The District of Columbia asserted that although OSSE does not articulate tenure requirements, all public school teachers in DC teach in either DCPS or in one of our public charter school LEAs. DC's charter school LEAs do not award tenure. DCPS maintains an evaluation system, IMPACT, which includes objective evidence of student learning and growth and requires individuals who receive a rating of "developing" for three consecutive years or "minimally effective" for two consecutive years to be subject to separation from the school system. The IMPACT system also requires that individuals who receive an "ineffective" rating are subject to separation. DCPS policy is included in some, but not all, of the relevant analyses. To help ensure internal consistency, we've included it here.
Tenure should be a significant and consequential milestone in a teacher's career. The decision to give teachers tenure (or permanent status) is usually made automatically, with little thought, deliberation or consideration of actual performance. State policy should reflect the fact that initial certification is temporary and probationary, and that tenure is intended to be a significant reward for teachers who have consistently shown effectiveness and commitment. Tenure and advanced certification are not rights implied by the conferring of an initial teaching certificate. No other profession, including higher education, offers practitioners tenure after only a few years of working in the field.

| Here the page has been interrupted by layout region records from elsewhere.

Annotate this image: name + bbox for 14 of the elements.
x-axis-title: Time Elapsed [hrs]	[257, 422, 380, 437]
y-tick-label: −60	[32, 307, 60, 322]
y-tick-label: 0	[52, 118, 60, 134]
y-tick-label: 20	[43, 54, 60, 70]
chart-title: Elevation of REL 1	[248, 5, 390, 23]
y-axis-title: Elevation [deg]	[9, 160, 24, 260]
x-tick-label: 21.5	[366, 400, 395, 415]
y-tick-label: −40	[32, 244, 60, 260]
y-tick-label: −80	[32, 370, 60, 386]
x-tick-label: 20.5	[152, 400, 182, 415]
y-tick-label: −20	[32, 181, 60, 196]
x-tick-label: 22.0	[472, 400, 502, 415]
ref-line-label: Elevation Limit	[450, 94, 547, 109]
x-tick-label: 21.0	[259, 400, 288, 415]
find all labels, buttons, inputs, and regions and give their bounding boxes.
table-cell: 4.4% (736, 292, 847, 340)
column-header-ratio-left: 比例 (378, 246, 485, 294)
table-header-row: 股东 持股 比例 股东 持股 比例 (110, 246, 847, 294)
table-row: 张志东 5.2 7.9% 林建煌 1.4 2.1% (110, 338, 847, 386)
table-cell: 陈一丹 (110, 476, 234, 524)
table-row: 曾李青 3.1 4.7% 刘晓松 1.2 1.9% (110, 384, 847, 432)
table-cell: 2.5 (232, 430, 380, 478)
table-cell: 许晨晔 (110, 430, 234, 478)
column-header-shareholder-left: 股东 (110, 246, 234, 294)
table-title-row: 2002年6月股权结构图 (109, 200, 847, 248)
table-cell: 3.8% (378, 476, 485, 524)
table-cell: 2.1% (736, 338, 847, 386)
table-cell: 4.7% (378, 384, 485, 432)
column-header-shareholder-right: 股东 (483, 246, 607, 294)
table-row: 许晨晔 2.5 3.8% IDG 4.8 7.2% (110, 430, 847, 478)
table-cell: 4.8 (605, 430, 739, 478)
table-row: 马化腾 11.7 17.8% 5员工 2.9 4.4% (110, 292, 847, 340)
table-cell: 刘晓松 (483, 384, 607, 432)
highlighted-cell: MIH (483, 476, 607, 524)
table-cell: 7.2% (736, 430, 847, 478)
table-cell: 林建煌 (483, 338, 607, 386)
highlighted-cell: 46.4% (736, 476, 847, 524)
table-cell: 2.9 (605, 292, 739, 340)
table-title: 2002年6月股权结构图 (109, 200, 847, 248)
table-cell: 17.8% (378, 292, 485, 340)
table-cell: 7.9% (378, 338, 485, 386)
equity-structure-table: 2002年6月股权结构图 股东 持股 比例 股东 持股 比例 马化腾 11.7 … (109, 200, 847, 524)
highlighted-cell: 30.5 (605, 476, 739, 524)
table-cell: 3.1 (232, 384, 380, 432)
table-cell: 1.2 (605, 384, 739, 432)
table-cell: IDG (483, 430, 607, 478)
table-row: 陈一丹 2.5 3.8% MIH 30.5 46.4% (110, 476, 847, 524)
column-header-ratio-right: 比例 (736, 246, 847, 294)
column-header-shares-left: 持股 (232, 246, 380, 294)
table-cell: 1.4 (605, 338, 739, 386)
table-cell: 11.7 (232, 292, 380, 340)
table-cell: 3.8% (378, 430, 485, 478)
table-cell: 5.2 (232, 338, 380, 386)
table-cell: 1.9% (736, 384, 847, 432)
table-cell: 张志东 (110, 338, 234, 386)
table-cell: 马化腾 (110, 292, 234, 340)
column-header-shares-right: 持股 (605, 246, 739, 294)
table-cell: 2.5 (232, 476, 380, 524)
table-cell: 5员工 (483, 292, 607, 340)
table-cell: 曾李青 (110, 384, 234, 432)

States should also ensure that evidence of effectiveness is the preponderant (but not the only) criterion for making tenure decisions. Most states confer tenure at a point that is too early for the collection of sufficient and adequate data that reflect teacher performance. Ideally, states would accumulate such data for four to five years. This robust data set would prevent effective teachers from being unfairly denied tenure based on too little data and ineffective teachers from being granted tenure.